Seeing the blank space that exists between K-beauty/J-beauty brands and mainstream American/European beauty houses, our founder Yu-Chen Shih created Orcé Cosmetics as a solution for Asian women all over the world.

She seeks to help women see their own beauty and to shine them in the global community - to create a world where all Asian women feel empowered, valued, and confident.

Read our mini-interview with Yu-Chen below!

What does being a modern Asian woman mean to you?

To me, being a modern Asian woman means breaking through the limitations placed on us by our culture, society (both Asian and Western), stereotypes, and often our own families. A modern Asian women understands she can create the life that she wants on her own terms while honoring her heritage and remembering her roots.

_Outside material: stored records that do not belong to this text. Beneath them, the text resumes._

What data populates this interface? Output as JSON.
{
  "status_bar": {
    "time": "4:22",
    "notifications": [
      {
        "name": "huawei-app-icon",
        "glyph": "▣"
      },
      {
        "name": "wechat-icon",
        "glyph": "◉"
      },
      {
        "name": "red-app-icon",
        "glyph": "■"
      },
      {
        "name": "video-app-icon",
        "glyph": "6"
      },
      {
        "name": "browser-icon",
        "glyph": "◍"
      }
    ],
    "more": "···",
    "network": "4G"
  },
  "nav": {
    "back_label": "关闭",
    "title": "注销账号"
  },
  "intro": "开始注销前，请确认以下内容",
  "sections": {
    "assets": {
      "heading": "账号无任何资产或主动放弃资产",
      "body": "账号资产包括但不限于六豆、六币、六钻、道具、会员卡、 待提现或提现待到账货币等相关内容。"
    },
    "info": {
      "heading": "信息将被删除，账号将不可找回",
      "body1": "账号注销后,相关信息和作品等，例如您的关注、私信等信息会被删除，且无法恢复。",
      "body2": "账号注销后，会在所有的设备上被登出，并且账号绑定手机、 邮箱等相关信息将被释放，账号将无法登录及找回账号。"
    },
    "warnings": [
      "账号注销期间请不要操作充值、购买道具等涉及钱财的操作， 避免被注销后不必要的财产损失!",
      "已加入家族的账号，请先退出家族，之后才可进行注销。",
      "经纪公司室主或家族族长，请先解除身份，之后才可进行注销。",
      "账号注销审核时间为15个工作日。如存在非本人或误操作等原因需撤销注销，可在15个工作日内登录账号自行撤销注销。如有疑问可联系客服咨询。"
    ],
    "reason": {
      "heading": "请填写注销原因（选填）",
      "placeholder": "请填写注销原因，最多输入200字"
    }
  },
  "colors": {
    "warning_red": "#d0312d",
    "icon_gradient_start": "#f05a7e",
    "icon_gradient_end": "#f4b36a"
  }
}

How has your Asian heritage shaped you?

Being raised by very traditional parents, I understood from a young age that every little action has a ripple effect, so one should be mindful of the things we say or the decisions we make. Having that mindset, it was challenging when I first moved to the United States, because I had to learn how to compete in this "me first" society.

Now that I've found a balance between the two, I'm very thankful for my exposure to both cultures as it allows me to navigate relationships with empathy.

What's the greatest piece of wisdom ever shared with you by your parents or grandparents?

Make sure you get a good education, because knowledge is the one thing others can never take away from you.

How do you deal with racial stereotypes?

As an international student attending a university that was not very diverse, I was very self-conscious about my race. I did everything I could to defy the stereotypes of Asians. It only hit me that I was ashamed of being Asian, when I looked into the mirror one day and could barely recognize myself with the bleached hair and spray tan. During my senior year, I decided to embrace the stereotypes, because I was sick of pretending to be someone I wasn't. 

Sure, not all racial stereotypes are accurate - such as being weak and submissive, I think Asian women are some of the strongest and fiercest women I know. But yes, I'm hooked on boba milk tea, I love singing with my friends at Chinese karaoke joints, and I'm always looking for a good discount!

How do you define beauty?

Beauty is confidence in your own skin and embracing what makes you unique.

How do we move the conversation forward?

Share your story - the good, the bad, the joyful, and the ugly.